FACT: Telling our children and our friends not to be afraid makes us feel better but does nothing to prepare them for the real hate that exists at home and abroad.

 

Those are the facts. Now it's time to act on them.

 

Stand by your neighbors. Reassure them our community is open and accepting even if you feel like a lone voice.

 

Reject hate wherever you see it and do it with respect and honor. Move America forward as a nation by paying close attention to local elections.

 

Hold our elected officials accountable to administrate with dignity. Stop sharing the memes, nasty tweets and divisive commentary. Set an example for our elected leaders and media to follow.

 

Be open to compromise. The election is over but governing has just begun. We set the tone. Each and every one of us.

Created: November 9, 2016 one hour after hearing the final results of the election

Age: 45

State: Massachusetts

 

As a child Samantha Stone was a nomad, living on three different continents and experiencing the world as an American living overseas. She returned to living in the United Status full time while attending college. Her experiences give her a unique appreciation for the peaceful transition of power, our judicial branch and M&Ms which are hard to come by in many countries! Today, she resides in MA where she runs her own marketing consulting practice and has raised four boys with her husband of twenty years.

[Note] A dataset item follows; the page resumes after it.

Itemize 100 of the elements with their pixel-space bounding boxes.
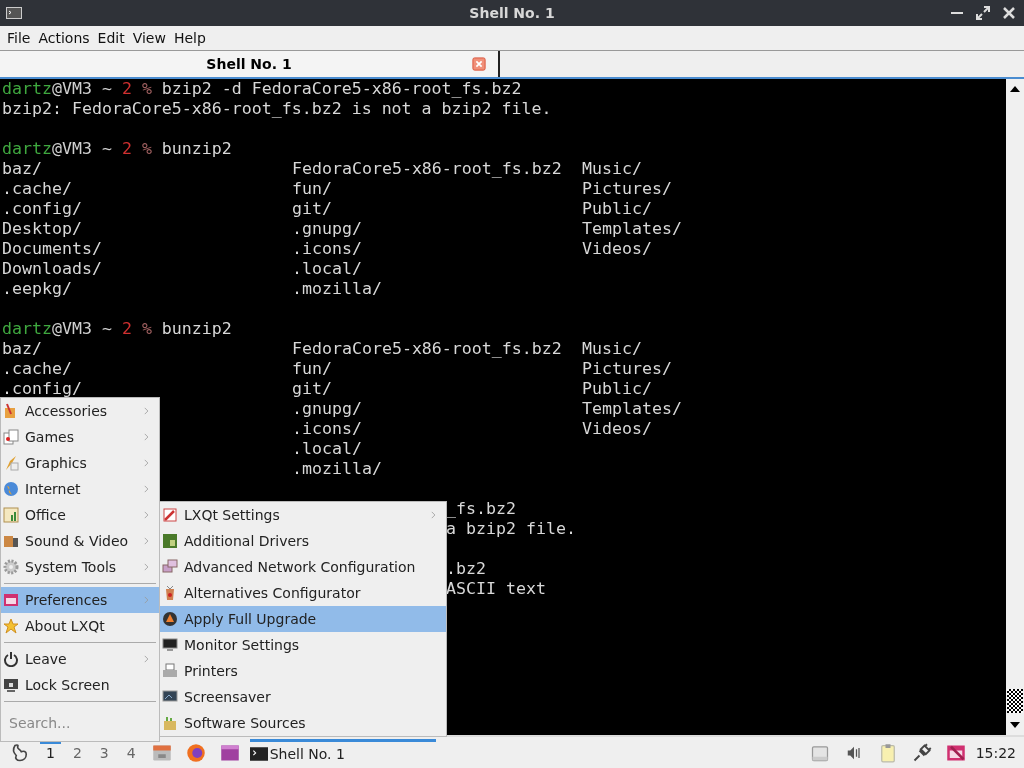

An American Tragedy: Reflections on the Election

by Elizabeth Boyd Miller

Empires may rise and they may fall

like the spinning of fortune’s wheel

we played a towering house of cards

now we’re trumped by greed and power.

 

Your victory sealed our fate, a margin call

claiming your prize, rebranding the “Art of the Deal”

into “Make America Great Again,” this bard

tells of relations gone south and tasting sour.

 

Loud did you scream of fear and hate,

inciting rampant crowds, the chaos ensues,

just wait and see, the populace is blinded

by your slogans and your perfect agenda

 

Common decency has diminished as of late.

sending shockwaves around the world, he secures

his place in history books of this our divided

nation. Let us, the people, request a referendum.

 

There’s no need, we must humbly give you a chance;

maybe we gambled away our rights and our freedoms,

maybe we lost sight of our morality in the process

Maybe, there is no need for us, the people, to fret.

 

What will life be like a year from now? We cannot glance

into the future. A foolhardy man we elected for no reason.

What will life be like in three years? We’ll expect no less

when our democracy stands in peril by our president-elect.

 

Let us not be the pawns in our nation’s game of chess.

Each maneuver, each protest, let us not cry “Child’s play”

Let us instead power through our numerous frustrations

and rise above the machinations of late, this travesty.

 

Come Hell or high water, come a disastrous mess

We must live with our choice and fight another day

For the betterment of community, of our great nation

Is this a Shakespearean comedy or an American tragedy?

 

Created: November 8, 2016

Age: 27

State: Massachusetts

 

Elizabeth, originally from Miami, Fl, grew up in the small city of Asheville, North Carolina. She has studied history and environmental studies and is currently studying to become a contracts specialist or paralegal. She now lives outside of Boston, MA. Her main hobbies include reading and writing.